Lessons from the Ground

In July of 2012, I wrote the following:

"The first stark contrast between the two education reforms (Philippines versus Finland): The president of the Philippines assumes he has the knowhow to fix the basic education system and enumerates specific actions to be taken. On the other hand, the Finnish approach begins with principles to guide the reform. The second glaring difference is the lack of acknowledgement of the role of teachers in reforming education. It is therefore not surprising that present efforts in the Philippines only involve dictating to teachers what they should teach and how they should teach. After all, everything has been laid out already by the president, there is no longer any input needed from the teachers. Finnish education reform involves a much deeper conversion. It includes a paradigm shift in which all sectors of society begin to see what basic education really is. Hence, the Finnish reform is characterized by elements, not specific steps or actions. These elements are essentially the values on which education policies in Finland were built."

The elements are Depth, Length, Breadth, Justice, Diversity, Resourcefulness and Conservation. These are not simple sound bites. These all encompass a set of guiding principles that Finland used in drawing and implementing its education reforms. Closely examining each of these elements especially focusing on how Finland arrived at these guidelines reveals that much of these came from lessons from the ground. In fact, the elements themselves highlight the fact that this approach is not top-down. There are important lessons to be learned from the ground. We need to open our eyes, be informed, so that our plans and actions do match reality. The photograph below is one sad example of a wake-up call:

Students lit candles to show their solidarity with UP student Kristel Tejada
Photo downloaded from Mon Ramirez Facebook page
The recent suicide of a promising psychology student in the University of the Philippines should profoundly push us to reflect on the problems and challenges the educational system in the Philippines is currently facing. It is impossible to pinpoint exactly the cause behind a young girl's suicide, but the fact is clear that a young soul found no hope and no more reason to live. This is what suicide is. Looking at all the circumstances may not bring us a "magic bullet" explanation, but in this particular case, only someone who refuses to see would miss that the elements of hardship, poverty and dashed dreams are so much present. Hopelessness springs from a perceived lack of support and insurmountable challenges. It happens when a person finds no other option as the system has defined what is and what is not, clear as "black versus white". There is no room to wiggle when a system has found a life on its own, void of empathy and compassion. 

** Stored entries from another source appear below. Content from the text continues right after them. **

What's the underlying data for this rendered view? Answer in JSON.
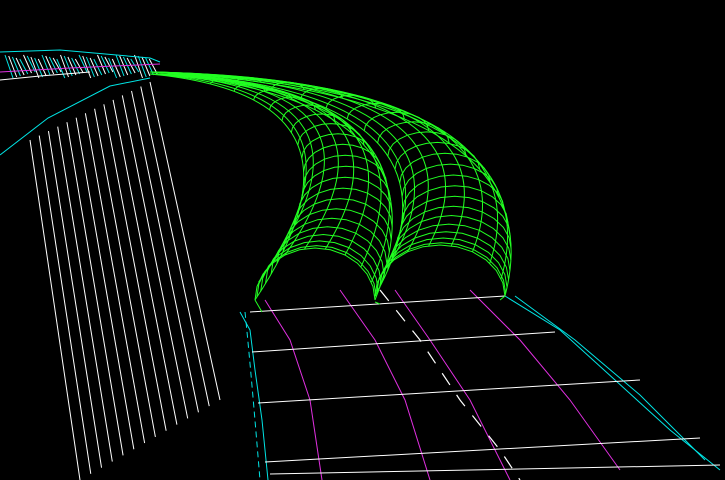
{
  "viewport": {
    "background": "#000000",
    "description_colors": {
      "tunnel_wireframe": "#22ff22",
      "embankment": "#ffffff",
      "road_edge": "#00e5e5",
      "lane_marking": "#e030e0",
      "road_grid": "#ffffff"
    }
  }
}
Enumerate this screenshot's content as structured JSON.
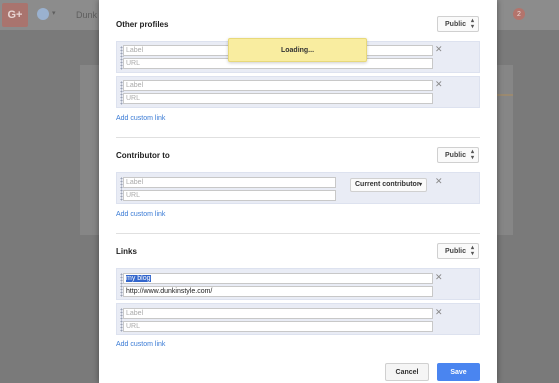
{
  "background": {
    "logo": "G+",
    "name": "Dunk",
    "notification_count": "2"
  },
  "other_profiles": {
    "title": "Other profiles",
    "visibility": "Public",
    "entries": [
      {
        "label_placeholder": "Label",
        "url_placeholder": "URL"
      },
      {
        "label_placeholder": "Label",
        "url_placeholder": "URL"
      }
    ],
    "add_link": "Add custom link"
  },
  "contributor": {
    "title": "Contributor to",
    "visibility": "Public",
    "entries": [
      {
        "label_placeholder": "Label",
        "url_placeholder": "URL",
        "dropdown": "Current contributor"
      }
    ],
    "add_link": "Add custom link"
  },
  "links": {
    "title": "Links",
    "visibility": "Public",
    "entries": [
      {
        "label_value": "my blog",
        "url_value": "http://www.dunkinstyle.com/"
      },
      {
        "label_placeholder": "Label",
        "url_placeholder": "URL"
      }
    ],
    "add_link": "Add custom link"
  },
  "loading_message": "Loading...",
  "footer": {
    "cancel_label": "Cancel",
    "save_label": "Save"
  },
  "icons": {
    "remove": "close-icon",
    "drag": "drag-handle-icon",
    "visibility_toggle": "up-down-chevron-icon"
  },
  "colors": {
    "accent": "#4a85f0",
    "link": "#3a7bd5",
    "entry_bg": "#e9ecf5",
    "loading_bg": "#f9eda0"
  }
}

Lessons are to be learned from times like these. We may come up with demands, with recommended actions or responses. But more importantly, before we even begin bringing forward answers, we must try our best to understand the problem. The ground is where things happen. This is where problems are no longer theoretical but real. Poverty is not an imagined situation. It means something to be poor, dramatically different from what wealthy people experience. Denied access to education and placing great emphasis on a degree as a way out of poverty could only be fully described by those who in fact experience these challenges. There is a limit to which imagination could take us. Lessons from the ground come from experience, not imagination.

One of the questions I believe is important to reflect upon is whether we are expecting too much from an education system. This question takes us to a realization that problems in society go beyond basic education. There is poverty. To illustrate this, I would like to cite a feature film produced and directed by Jacquie Jones. It is called "180 Days: A Year Inside an American High School" The following is a trailer:

Jacquie Jones herself wrote the following in the Huffington Post to describe what this feature film is about:
"...my honest answer on whether or not you should watch really depends on how interested you are in the top-down, mostly privately-funded school reform "movement" currently shaping our national education policy and the impact it's having on black and brown and, most especially, poor children. From a purely civic discourse perspective, I find that we hear a lot from "experts" who have very little direct experience with what goes on in a public school and seem not to understand that children, like adults, bring long histories with them that impact everything they do -- from forming relationships to mastering complicated physics principles. 
These experts also seem to be strangely unaware of the disparities that go hand-in-hand with the grinding poverty that nearly one in four American children -- and 40 percent of children in DC -- are born into. As the principal of the school once said to me, "If a kid is hiding from the police tonight, trust me, he's not thinking about his Algebra II quiz tomorrow." 
I have been to several conferences lately where attendees seem to believe that some magical combination of "accountability," volunteer mentors, longer school days and adaptive learning technology are all that's needed to reverse several generations of ingrained disenfranchisement, chronic displacement, food and housing insecurity and more. It seems to be quite literally a different world to the one in which children are parents, parents are absent and schools are expected to solve not just the problems of "reading, writing and arithmetic," but all of the problems of society as well...."

We need not wait for lessons from the ground such as the tragedy of a student committing suicide. There are already numerous lessons before us.